What about the time she came home, sodden with shame because she had cheated on me with a boy from IRC? What about the time spent with her and Bo as they looked at pornography on someone's laptop? What about all the rides they shared together? The time I told him to shut up? My eventual giving up and letting go of her and the time she told me with tears she was in love with him?
I walked with her the day we heard her dad died. I was always a friend to her, as much as I could be. How many times did I clutch her to my chest as she weathered another emotional storm? How many times did I hold her hand as she held a tissue with the other and cried? How many times did I endure her anger, her resentment, her downright meanness, her carelessness, her apathy, her messiness, her endless energy sucking?
I know I loved her. I know why I left her, too. The soul of a man is torn when he purposes to do something, eventually realizes he's made a mistake and decides to go against his original intentions. It's a defeat of epic proportions. Where does that fit on my mosaic?
There is a little voice telling me I'll never recover from all of this. Some days I believe it. Some days I tell that voice to go jump off a cliff. Some days I consider jumping off a cliff myself. Mostly, I just shuffle through my messy thoughts and feelings, paralyzed with fear this whole scenario will play out again someday.
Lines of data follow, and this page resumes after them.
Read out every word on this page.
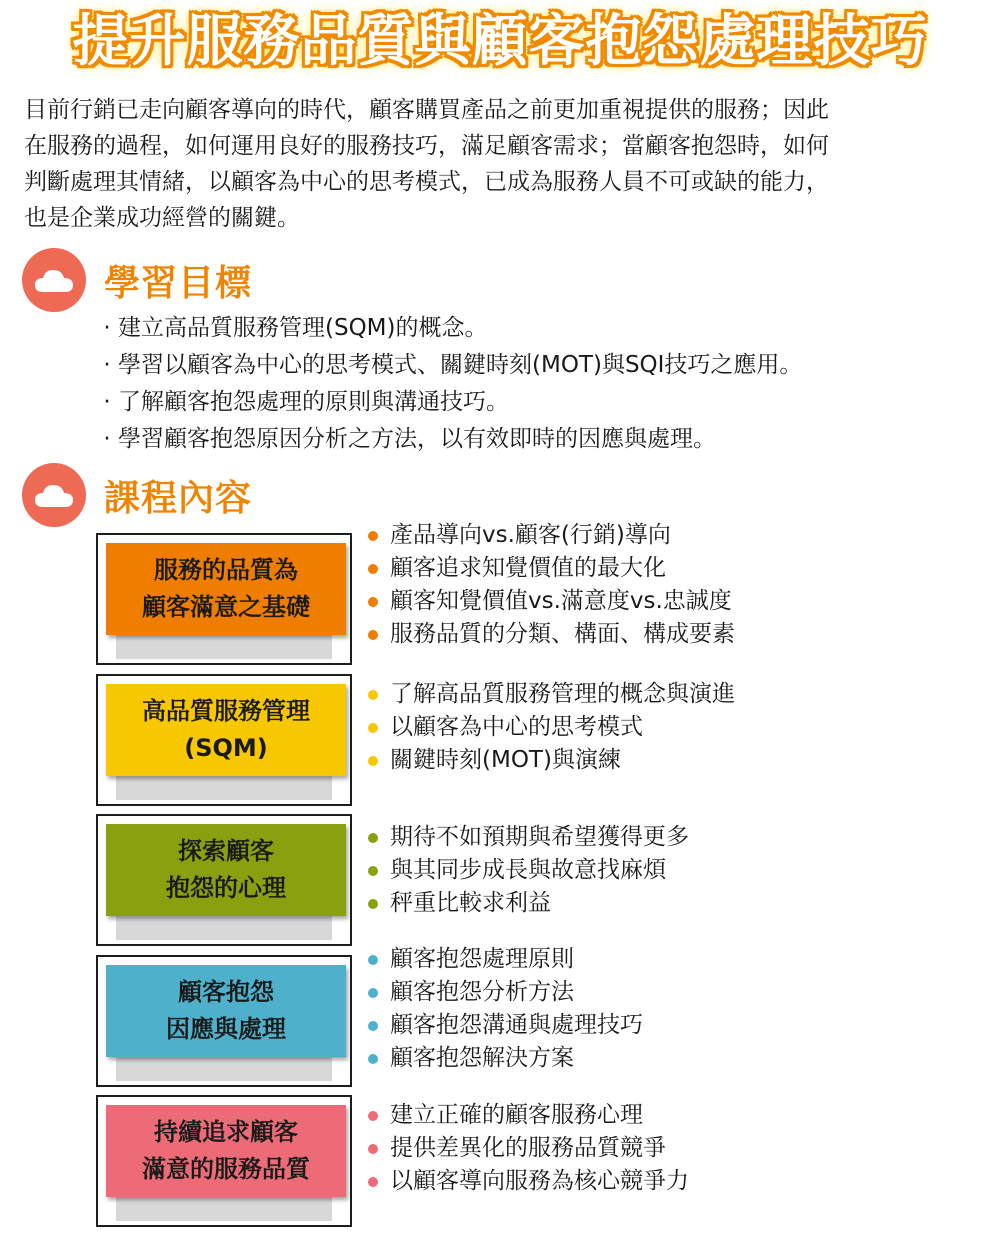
提升服務品質與顧客抱怨處理技巧

目前行銷已走向顧客導向的時代，顧客購買產品之前更加重視提供的服務；因此
在服務的過程，如何運用良好的服務技巧，滿足顧客需求；當顧客抱怨時，如何
判斷處理其情緒，以顧客為中心的思考模式，已成為服務人員不可或缺的能力，
也是企業成功經營的關鍵。

學習目標
· 建立高品質服務管理(SQM)的概念。
· 學習以顧客為中心的思考模式、關鍵時刻(MOT)與SQI技巧之應用。
· 了解顧客抱怨處理的原則與溝通技巧。
· 學習顧客抱怨原因分析之方法，以有效即時的因應與處理。
課程內容
服務的品質為
顧客滿意之基礎
產品導向vs.顧客(行銷)導向
顧客追求知覺價值的最大化
顧客知覺價值vs.滿意度vs.忠誠度
服務品質的分類、構面、構成要素
高品質服務管理
(SQM)
了解高品質服務管理的概念與演進
以顧客為中心的思考模式
關鍵時刻(MOT)與演練
探索顧客
抱怨的心理
期待不如預期與希望獲得更多
與其同步成長與故意找麻煩
秤重比較求利益
顧客抱怨
因應與處理
顧客抱怨處理原則
顧客抱怨分析方法
顧客抱怨溝通與處理技巧
顧客抱怨解決方案
持續追求顧客
滿意的服務品質
建立正確的顧客服務心理
提供差異化的服務品質競爭
以顧客導向服務為核心競爭力
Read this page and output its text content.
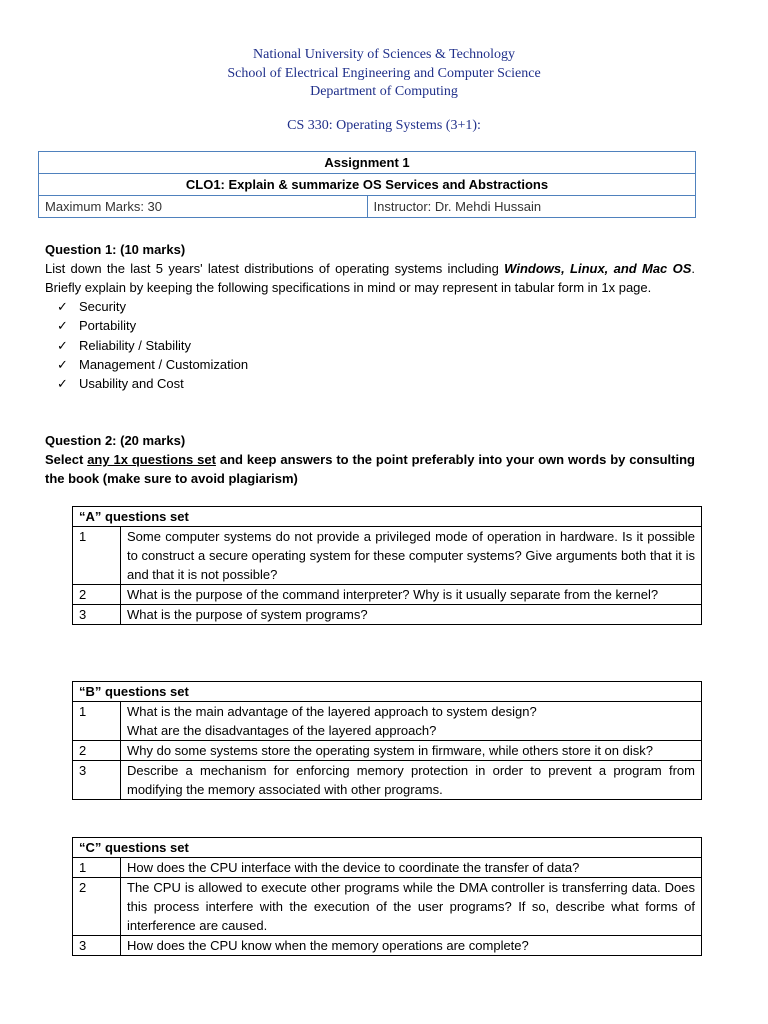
National University of Sciences & Technology
School of Electrical Engineering and Computer Science
Department of Computing
CS 330: Operating Systems (3+1):
Assignment 1
CLO1: Explain & summarize OS Services and Abstractions
Maximum Marks: 30	Instructor: Dr. Mehdi Hussain
Question 1: (10 marks)

List down the last 5 years' latest distributions of operating systems including Windows, Linux, and Mac OS. Briefly explain by keeping the following specifications in mind or may represent in tabular form in 1x page.

✓ Security
✓ Portability
✓ Reliability / Stability
✓ Management / Customization
✓ Usability and Cost
Question 2: (20 marks)

Select any 1x questions set and keep answers to the point preferably into your own words by consulting the book (make sure to avoid plagiarism)

“A” questions set	
1	Some computer systems do not provide a privileged mode of operation in hardware. Is it possible to construct a secure operating system for these computer systems? Give arguments both that it is and that it is not possible?
2	What is the purpose of the command interpreter? Why is it usually separate from the kernel?
3	What is the purpose of system programs?
“B” questions set	
1	What is the main advantage of the layered approach to system design?
What are the disadvantages of the layered approach?

2	Why do some systems store the operating system in firmware, while others store it on disk?
3	Describe a mechanism for enforcing memory protection in order to prevent a program from modifying the memory associated with other programs.
“C” questions set	
1	How does the CPU interface with the device to coordinate the transfer of data?
2	The CPU is allowed to execute other programs while the DMA controller is transferring data. Does this process interfere with the execution of the user programs? If so, describe what forms of interference are caused.
3	How does the CPU know when the memory operations are complete?
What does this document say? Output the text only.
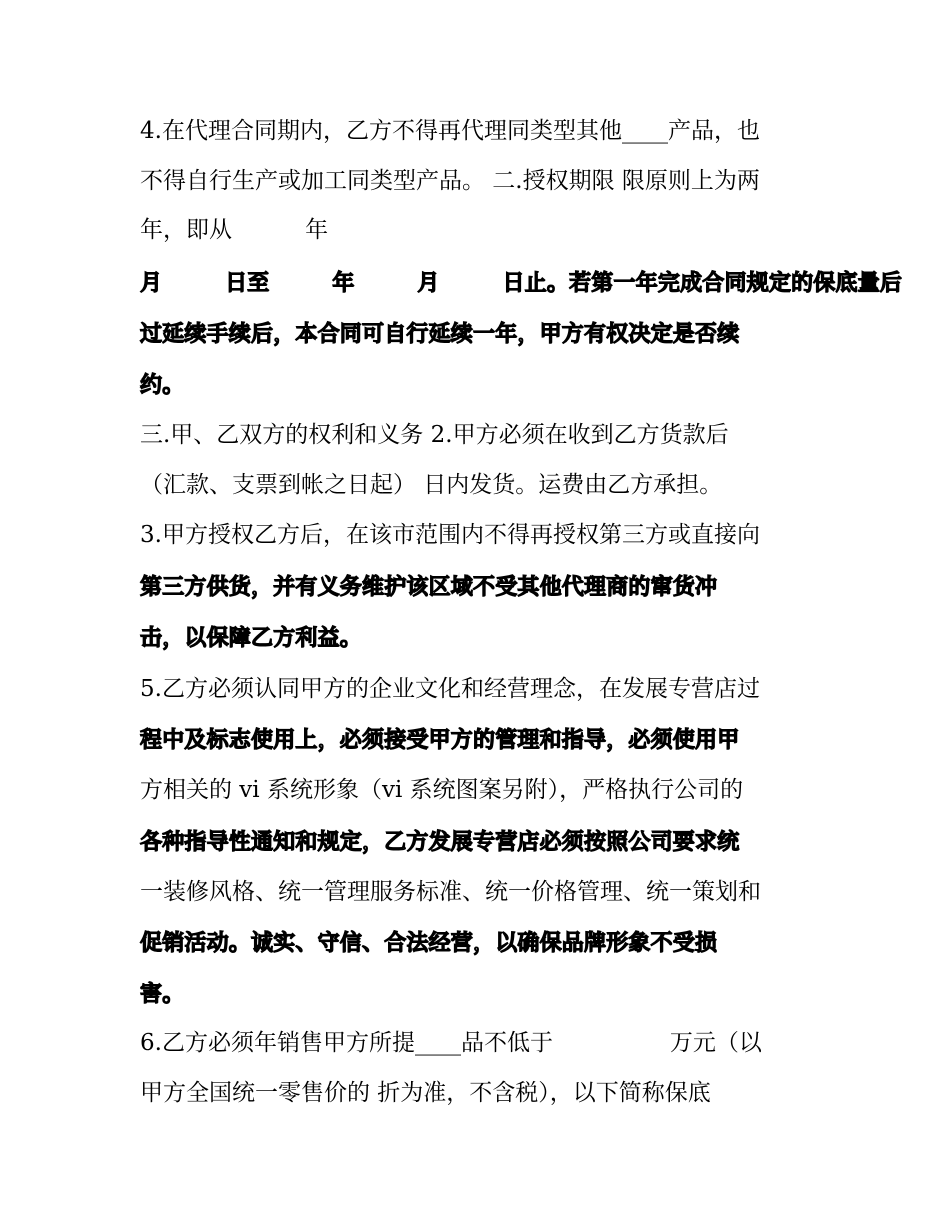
4.在代理合同期内，乙方不得再代理同类型其他____产品，也
不得自行生产或加工同类型产品。 二.授权期限 限原则上为两
年，即从          年
月        日至        年        月        日止。若第一年完成合同规定的保底量后
过延续手续后，本合同可自行延续一年，甲方有权决定是否续
约。
三.甲、乙双方的权利和义务 2.甲方必须在收到乙方货款后
（汇款、支票到帐之日起） 日内发货。运费由乙方承担。
3.甲方授权乙方后，在该市范围内不得再授权第三方或直接向
第三方供货，并有义务维护该区域不受其他代理商的窜货冲
击，以保障乙方利益。
5.乙方必须认同甲方的企业文化和经营理念，在发展专营店过
程中及标志使用上，必须接受甲方的管理和指导，必须使用甲
方相关的 vi 系统形象（vi 系统图案另附），严格执行公司的
各种指导性通知和规定，乙方发展专营店必须按照公司要求统
一装修风格、统一管理服务标准、统一价格管理、统一策划和
促销活动。诚实、守信、合法经营，以确保品牌形象不受损
害。
6.乙方必须年销售甲方所提____品不低于                万元（以
甲方全国统一零售价的 折为准，不含税），以下简称保底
A side note: I realized that for so many years, including now, I've simply tried to disappear. I've seen my very existence as a problem. In my relationships, my job, my personal life, all I've wanted to do is cease to exist. It's the opposite of a life lived. It's a life forgotten, a life invisible. I go back to the times I was a boy and I crawled into the back of the station wagon or Suburban and imagined I was somewhere else. It seemed like my family wanted me gone. I wanted to die. If I could have thought it into reality, I would have disappeared. Sadly, not mattering became me. Not existing was a dream. This feeling has followed me through life.
I'm seeing now that God won't let me throw myself away. He won't let me disappear. He wants to salvage something out of all this pain. He has plans — plans that involve me. I'm learning to let go of my expectations and my need for perfection and to embrace His way. If anything good has come out of this divorce, it is understanding God on a much deeper level than before. Disappearing is not an option. I appear before His throne every day. Many times.
It may not be art, but this mosaic of memories persists. It rearranges daily, sometimes minute to minute. Some days I feel blessed. Some days I feel cheated. And, apparently, most days I just want to disappear and take my memories with me. But those memories have taught me things, things I cannot easily abandon. They are a part of me, for better or for worse.